In ogni parola, ricordo, racconto di Francesco c’è la forte consapevolezza della persona che era, che è e che vorrà essere. A ogni quesito ha risposto d’istinto eppure sembrava tutto ragionato da tempo per la profondità e lo spessore dei contenuti. Ne sono un esempio le parole pronunciate per raccontare il momento della comunicazione della diagnosi. «Quel giorno ci hanno detto che Mattia aveva la distrofia muscolare, che si trattava di una patologia incurabile e che, quindi, non avremmo dovuto fare niente se non farlo vivere serenamente preparandoci a salutarlo intorno ai 12/13 anni. In quel momento è scattata la molla e io e Daniela, mia moglie, ci siamo detti: "Che facciamo? Ci buttiamo giù da un viadotto tutti insieme? Poi ci siamo guardati e abbiamo detto no, andiamo avanti e l’affrontiamo". Se tu sei aperto alla vita e non fai della disabilità la prigione in cui chiudi te stesso e la tua famiglia, la disabilità diventa uno degli aspetti quotidiani della vita». Queste parole pregne di lucidità, di forza e coraggio permettono di entrare presto in quella rete familiare creata da due coniugi uniti da un forte e vero amore: «Ci siamo guardati in faccia io e mia moglie e ci siamo detti ce la facciamo, punto. Mi sentirei di dire a chiunque che, nonostante le difficoltà, lo si può fare».


A partire da quel momento hanno proseguito la loro vita con la consapevolezza che la disabilità di Mattia non fosse un vincolo bensì una possibilità e, anche quando arrivano i momenti in cui si sentono impotenti per la malattia, sanno che una soluzione la si troverà sempre.

Ciò che muove il forte ottimismo di Francesco è sicuramente il grande amore che prova per i suoi familiari. Amore verso sua moglie Daniela, accanto alla quale cammina da una vita.
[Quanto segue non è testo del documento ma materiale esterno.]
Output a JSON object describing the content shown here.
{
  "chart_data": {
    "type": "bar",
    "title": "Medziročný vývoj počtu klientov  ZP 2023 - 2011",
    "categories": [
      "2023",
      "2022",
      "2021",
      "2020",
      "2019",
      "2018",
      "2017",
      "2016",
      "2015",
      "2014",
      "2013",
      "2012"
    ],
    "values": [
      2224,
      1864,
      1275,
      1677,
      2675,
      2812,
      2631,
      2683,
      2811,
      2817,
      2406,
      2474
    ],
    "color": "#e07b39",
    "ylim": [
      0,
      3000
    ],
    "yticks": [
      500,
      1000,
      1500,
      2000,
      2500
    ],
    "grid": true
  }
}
Per lui indossare i mocassini dell’altra persona «non significa volerla cambiare ma accettarla per quella che è e camminare insieme». Amore verso Mattia a cui dimostra ogni giorno il suo affetto regalandogli la possibilità di scegliere. «C’è la poesia di Gibran dedicata ai figli che dice che i genitori sono l’arco, i figli le frecce. Tu tiri l’arco ma poi scocchi la freccia che va da sé; è il prezzo che paghi nel rischio educativo. Una volta che hai fatto la tua parte sta alla persona autodeterminarsi. Attraverso i sogni Mattia è arrivato a un’autodeterminazione che è sua. È ovvio che un genitore abbia delle aspirazioni per i propri figli ma è anche vero che non sempre il meglio che ha in mente lui è lo stesso che desidera il figlio. Sognare è dare la disponibilità a essere sempre presente rispetto al sogno però con la consapevolezza che in esso c’è la persona che fa il proprio percorso e il suo cammino. Tutto questo, forse, è qualcosa in più del sogno perché è un appoggiare ciò che dal sogno diventa realtà e, quindi, è un mettersi a disposizione piuttosto che vagheggiare cose strane, particolari o battaglie personali». Francesco ha donato a suo figlio Mattia la libertà, la libertà di essere ciò che vuole. E non c’è regalo più bello che un padre possa fare a suo figlio.